He can make music from anything!

VietNamNet Bridge – He has amazed people by making musical instruments out of the most unlikely substances and playing different rhythms in tandem, but Mai Dinh Toi tells the reporters that he is yet to surpass his limit.

Vietnamese records, Asian records, musical instruments

Pipedreams: Quan Ho artists perform with the accompaniment of "orchestra pipes" fashioned by Mai Dinh Toi, who won an award for it. The orchestra plastic pipe is 6 metres high and 7 metres wide. 

Performing artiste Mai Dinh Toi has to his name three Vietnamese records and two Asian records in making musical instruments and performing with them.

Having performed ethnic music for over 10 years, he is considered a living example of a passionate artiste who is dedicated to a certain kind of art, and who silently takes on a bigger challenge after every achievement.

Born in 1959 in Thanh Hoa Province's Vinh Thinh Hamlet, as a little boy Toi listened to ethnic musical instruments and folklore melodies that used to be aired on the Voice of Viet Nam radio each day.

"We only had a few radios in the region, so if I wanted to hear something more clearly I would press my ears against the neighbour's wall. Since then, I always thought of ways to adjust my radio's volume, so it would sound the loudest," says Toi.

Toi's grandfather, a former clarinet player in the hamlet, was also his first musical teacher. This man, who had a huge influence on the artiste, taught him how to blow a clarinet without any music theory.

"It was thanks to him that I had a lifetime opportunity to be recruited by the National Classical Opera Theatre when they visited my home country to look for troupe members," Toi recalls.

Even now, Toi is not clear about how many instruments he has created. At some point, he always wishes to challenge himself at things that seem impossible to change.

"During my four years in university, I went to Ha Noi Academy of Theatre and Cinema to study clarinet, while learning to play the flute at the Viet Nam National Music Academy in the afternoon. At night, I practiced the clarinet alone on the dormitory's rooftop. Even though I had been on the rooftop before, my schoolmates had to suffer my noisy sound and continued to suffer a long time later, when I practiced playing the flute along with the drums with my feet. It was quite an unforgettable time."

"Back in 1992, I had the crazy idea of playing the flute and conducting a drum orchestra together. I was told I was out of my mind to try and play two instruments with different rhythms. But more than anyone else, I understood it clearly. Over the past seven years, I have worked hard to practice playing those things," says the 55-years-old.
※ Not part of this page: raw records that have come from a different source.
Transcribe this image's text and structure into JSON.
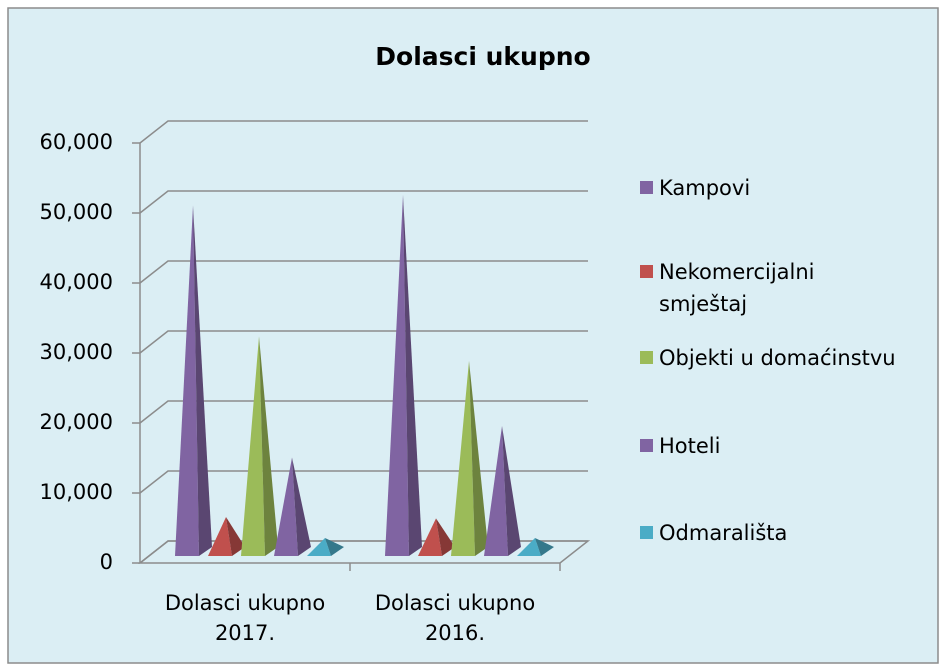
{
  "chart_data": {
    "type": "pyramid3d",
    "title": "Dolasci ukupno",
    "categories": [
      "Dolasci ukupno 2017.",
      "Dolasci ukupno 2016."
    ],
    "series": [
      {
        "name": "Kampovi",
        "color": "#8064a2",
        "values": [
          49500,
          51000
        ]
      },
      {
        "name": "Nekomercijalni smještaj",
        "color": "#c0504d",
        "values": [
          5000,
          4800
        ]
      },
      {
        "name": "Objekti u domaćinstvu",
        "color": "#9bbb59",
        "values": [
          30800,
          27300
        ]
      },
      {
        "name": "Hoteli",
        "color": "#8064a2",
        "values": [
          13500,
          18000
        ]
      },
      {
        "name": "Odmarališta",
        "color": "#4bacc6",
        "values": [
          2000,
          2000
        ]
      }
    ],
    "ylim": [
      0,
      60000
    ],
    "yticks": [
      0,
      {
        "value": 10000,
        "label": "10,000"
      },
      {
        "value": 20000,
        "label": "20,000"
      },
      {
        "value": 30000,
        "label": "30,000"
      },
      {
        "value": 40000,
        "label": "40,000"
      },
      {
        "value": 50000,
        "label": "50,000"
      },
      {
        "value": 60000,
        "label": "60,000"
      }
    ],
    "grid": true,
    "legend": "right"
  }
}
Vietnamese records, Asian records, musical instruments

Pied piper: Mai Dinh Toi plays the orchestra plastic pipe on the night he received the Guinness Asian prize. — VNS Photo

"Those first few days, I had a terrible swelling on my feet and could not walk with shoes. Then I tied chopsticks to my feet and practiced with them until they got better. I also got calloused feet after such a long time!" Toi recalls.

Thanks to all the effort, Toi successfully made his debut on the stage with a smooth and catchy performance, with the combination of flute and drums with his feet. The performance also won him a silver medal in the National Instrument Performance in 1992.

Lately, Toi has on occasions played the flute with his nose, dan nhi (Vietnamese two-chord fiddle) with two neon light bulbs and played the flute with a soft drink bottle or plastic water pipes. His performance with glasses at HCM City's Zoo and Botanical Garden last year with a popular melody amazed the audience.

"It took me five years to master the glass orchestra. I was asked the price of those glasses. Some cost a few dong, others a million dong. The point is many of them have cut me while I wondered how to make their sounds echo perfectly," adds Toi.

Having travelled to many countries in Europe and the US, Toi has brought Vietnamese culture to as many corners of the world as possible.

In 2012, Toi was bestowed with the Asia Record Award by Asia Record Centre for the special ability to make musical instruments, as well as for his "talent beyond borders".

At the moment, Toi is planning to form an orchestra made from traditional pottery wares. Born in the countryside, he wishes to create musical instruments that are close to the Vietnamese spirit.

"I have not been able to surpass my limit, and make an orchestra by myself, but I will not give up. There is nothing you cannot achieve once you get true grit," says Toi.